Reviewer: Alan Chin
Colm Toibin captures the mind and heart of Henry James, a novelist and playwright born into one of America’s first intellectual families two decades before the Civil War. James left his country to live with the privileged artists and writers in Paris, Rome, Venice and London. He lived the simple, lonely life that most dedicated writers live, often locked in a room with typewriter and his imagination. And when in public, he studied people and situations for inspiration for his stories.
Toibin captures the loneliness and longing, the joys and despair of a man wedded to his art, but never to a lover. Toibin suggests that James was gay, but paints a picture of a man who never resolved his sexual identity, and whose attempts at intimacy inevitably failed. Time and again, James, who is considered the master of psychological subtlety, is incapable of understanding his own heart and passionate longings.

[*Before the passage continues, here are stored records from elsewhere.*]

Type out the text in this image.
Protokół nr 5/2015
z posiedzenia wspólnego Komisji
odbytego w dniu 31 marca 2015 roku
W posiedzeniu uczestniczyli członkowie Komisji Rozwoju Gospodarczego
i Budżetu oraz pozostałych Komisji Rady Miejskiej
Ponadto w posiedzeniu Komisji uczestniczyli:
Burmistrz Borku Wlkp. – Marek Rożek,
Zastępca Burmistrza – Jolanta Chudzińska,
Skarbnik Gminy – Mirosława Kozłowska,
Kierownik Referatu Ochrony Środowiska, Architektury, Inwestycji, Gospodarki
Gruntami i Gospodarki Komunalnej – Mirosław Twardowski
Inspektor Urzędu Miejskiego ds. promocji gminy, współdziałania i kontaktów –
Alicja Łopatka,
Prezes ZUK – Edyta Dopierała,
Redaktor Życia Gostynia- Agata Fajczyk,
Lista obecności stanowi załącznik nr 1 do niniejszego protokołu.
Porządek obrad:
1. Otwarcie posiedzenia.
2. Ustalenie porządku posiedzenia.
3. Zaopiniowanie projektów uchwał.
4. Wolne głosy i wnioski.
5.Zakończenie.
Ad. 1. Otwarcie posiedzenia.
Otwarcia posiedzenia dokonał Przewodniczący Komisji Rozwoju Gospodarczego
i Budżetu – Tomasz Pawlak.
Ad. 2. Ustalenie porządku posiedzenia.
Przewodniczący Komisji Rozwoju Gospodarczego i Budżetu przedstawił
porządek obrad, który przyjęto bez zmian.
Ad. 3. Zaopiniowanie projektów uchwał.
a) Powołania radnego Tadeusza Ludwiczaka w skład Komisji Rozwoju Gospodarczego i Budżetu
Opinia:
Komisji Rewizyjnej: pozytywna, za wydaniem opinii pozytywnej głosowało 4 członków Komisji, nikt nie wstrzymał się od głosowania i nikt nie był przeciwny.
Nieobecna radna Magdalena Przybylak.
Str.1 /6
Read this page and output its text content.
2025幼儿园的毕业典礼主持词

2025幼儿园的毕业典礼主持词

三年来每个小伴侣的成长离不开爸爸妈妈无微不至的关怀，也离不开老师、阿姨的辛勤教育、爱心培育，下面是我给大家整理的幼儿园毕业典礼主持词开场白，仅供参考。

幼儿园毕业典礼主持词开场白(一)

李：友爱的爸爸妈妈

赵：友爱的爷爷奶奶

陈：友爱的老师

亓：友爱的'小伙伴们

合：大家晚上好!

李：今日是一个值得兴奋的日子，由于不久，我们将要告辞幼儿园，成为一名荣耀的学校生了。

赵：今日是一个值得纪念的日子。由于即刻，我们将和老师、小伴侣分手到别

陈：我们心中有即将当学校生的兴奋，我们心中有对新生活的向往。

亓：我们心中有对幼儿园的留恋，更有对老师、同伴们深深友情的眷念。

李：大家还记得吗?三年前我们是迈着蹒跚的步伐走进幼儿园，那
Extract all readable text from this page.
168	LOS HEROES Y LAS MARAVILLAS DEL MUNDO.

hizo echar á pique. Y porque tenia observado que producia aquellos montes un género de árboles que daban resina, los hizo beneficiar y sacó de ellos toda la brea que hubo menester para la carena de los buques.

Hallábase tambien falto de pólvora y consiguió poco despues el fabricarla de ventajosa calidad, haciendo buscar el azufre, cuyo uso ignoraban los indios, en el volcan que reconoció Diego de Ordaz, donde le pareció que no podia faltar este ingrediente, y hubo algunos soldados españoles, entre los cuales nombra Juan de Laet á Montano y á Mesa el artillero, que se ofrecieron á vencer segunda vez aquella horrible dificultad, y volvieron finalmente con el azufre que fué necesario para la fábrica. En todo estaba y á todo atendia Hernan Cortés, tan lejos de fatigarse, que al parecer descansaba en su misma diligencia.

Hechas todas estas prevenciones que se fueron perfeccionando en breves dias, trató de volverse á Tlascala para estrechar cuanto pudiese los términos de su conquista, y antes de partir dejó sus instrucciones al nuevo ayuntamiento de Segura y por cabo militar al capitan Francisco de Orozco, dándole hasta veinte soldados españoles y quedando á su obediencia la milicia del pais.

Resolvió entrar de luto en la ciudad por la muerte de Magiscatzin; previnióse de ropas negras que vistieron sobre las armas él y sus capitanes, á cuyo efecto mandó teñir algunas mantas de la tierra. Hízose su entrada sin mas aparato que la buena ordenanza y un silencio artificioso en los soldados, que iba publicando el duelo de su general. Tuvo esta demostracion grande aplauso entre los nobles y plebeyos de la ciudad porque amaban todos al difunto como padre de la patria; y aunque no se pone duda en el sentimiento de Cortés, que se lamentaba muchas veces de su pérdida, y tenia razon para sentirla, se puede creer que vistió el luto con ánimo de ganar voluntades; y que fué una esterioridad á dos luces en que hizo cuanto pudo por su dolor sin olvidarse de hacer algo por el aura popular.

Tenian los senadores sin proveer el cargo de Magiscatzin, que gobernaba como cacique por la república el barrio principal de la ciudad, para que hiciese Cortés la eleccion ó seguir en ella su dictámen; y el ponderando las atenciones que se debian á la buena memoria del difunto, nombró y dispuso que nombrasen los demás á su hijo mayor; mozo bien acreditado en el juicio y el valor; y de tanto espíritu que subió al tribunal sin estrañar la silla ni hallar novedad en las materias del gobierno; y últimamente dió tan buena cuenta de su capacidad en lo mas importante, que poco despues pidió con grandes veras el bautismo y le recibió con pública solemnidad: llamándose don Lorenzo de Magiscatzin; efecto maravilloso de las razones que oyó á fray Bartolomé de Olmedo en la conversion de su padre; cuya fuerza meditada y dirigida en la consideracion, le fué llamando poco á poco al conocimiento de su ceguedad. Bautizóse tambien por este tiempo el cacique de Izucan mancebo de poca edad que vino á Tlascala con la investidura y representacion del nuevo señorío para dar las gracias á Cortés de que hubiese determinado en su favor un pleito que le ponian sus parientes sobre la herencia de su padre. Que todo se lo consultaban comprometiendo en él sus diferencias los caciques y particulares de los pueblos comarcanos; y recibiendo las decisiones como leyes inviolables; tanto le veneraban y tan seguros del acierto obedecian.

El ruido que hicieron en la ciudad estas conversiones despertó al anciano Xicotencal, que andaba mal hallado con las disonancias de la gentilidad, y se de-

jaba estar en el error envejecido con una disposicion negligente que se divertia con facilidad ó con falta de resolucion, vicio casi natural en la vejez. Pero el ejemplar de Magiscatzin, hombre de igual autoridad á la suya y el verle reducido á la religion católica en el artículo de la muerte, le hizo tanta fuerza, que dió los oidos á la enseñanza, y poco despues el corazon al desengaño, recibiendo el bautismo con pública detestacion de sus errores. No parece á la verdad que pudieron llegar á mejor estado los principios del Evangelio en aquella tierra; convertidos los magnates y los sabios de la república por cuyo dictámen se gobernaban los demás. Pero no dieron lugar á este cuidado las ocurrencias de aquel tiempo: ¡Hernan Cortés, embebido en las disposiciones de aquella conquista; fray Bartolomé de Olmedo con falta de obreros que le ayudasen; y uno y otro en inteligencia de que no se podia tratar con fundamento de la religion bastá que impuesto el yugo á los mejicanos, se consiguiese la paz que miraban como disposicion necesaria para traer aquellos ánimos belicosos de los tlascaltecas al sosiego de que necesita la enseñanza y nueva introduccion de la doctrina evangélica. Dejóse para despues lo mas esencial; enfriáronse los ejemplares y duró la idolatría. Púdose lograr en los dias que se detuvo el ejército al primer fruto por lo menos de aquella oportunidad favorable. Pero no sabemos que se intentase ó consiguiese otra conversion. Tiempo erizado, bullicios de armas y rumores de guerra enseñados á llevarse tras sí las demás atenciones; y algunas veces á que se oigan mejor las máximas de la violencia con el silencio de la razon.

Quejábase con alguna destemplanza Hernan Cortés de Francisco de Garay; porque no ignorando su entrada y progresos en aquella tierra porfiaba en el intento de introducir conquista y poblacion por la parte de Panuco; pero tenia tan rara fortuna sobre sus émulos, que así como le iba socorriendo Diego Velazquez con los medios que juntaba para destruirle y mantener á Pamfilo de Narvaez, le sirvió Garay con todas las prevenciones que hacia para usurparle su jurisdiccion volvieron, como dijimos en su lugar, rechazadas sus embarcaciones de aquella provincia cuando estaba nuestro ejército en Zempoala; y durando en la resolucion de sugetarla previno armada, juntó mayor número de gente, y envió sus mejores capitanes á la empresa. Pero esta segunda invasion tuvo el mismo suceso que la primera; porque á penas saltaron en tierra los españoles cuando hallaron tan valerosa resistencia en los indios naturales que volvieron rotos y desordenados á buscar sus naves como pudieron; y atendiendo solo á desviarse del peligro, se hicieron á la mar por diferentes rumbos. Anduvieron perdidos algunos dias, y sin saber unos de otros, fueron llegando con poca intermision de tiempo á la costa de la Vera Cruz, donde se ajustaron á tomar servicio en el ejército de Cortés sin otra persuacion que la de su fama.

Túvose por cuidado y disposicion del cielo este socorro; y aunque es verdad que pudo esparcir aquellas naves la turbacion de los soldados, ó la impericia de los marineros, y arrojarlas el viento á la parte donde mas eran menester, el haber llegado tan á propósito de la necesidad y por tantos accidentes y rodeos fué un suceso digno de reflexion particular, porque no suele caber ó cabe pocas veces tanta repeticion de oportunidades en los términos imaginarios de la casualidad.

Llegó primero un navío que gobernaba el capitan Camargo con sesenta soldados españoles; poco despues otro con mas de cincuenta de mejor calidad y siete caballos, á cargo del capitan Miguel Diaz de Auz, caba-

Toibin doesn’t tell a story of James’ life so much as he paints a detailed portrait of the writer’s perspective on life, love, death, and art. Toibin paints this portrait with supple, exquisitely modulated brush strokes that I found emotionally tense and moving.
I was reminded somewhat of how Michael Cunningham captured the mind and soul of Virginia Woolf in his novel The Hours. In the same way, through the eyes and heart of the artist, the reader sees the mystery of art itself. I found it utterly brilliant.
With superlative prose and a deep understanding of the writer’s life, Colm Toibin demonstrates that he, too, is a master.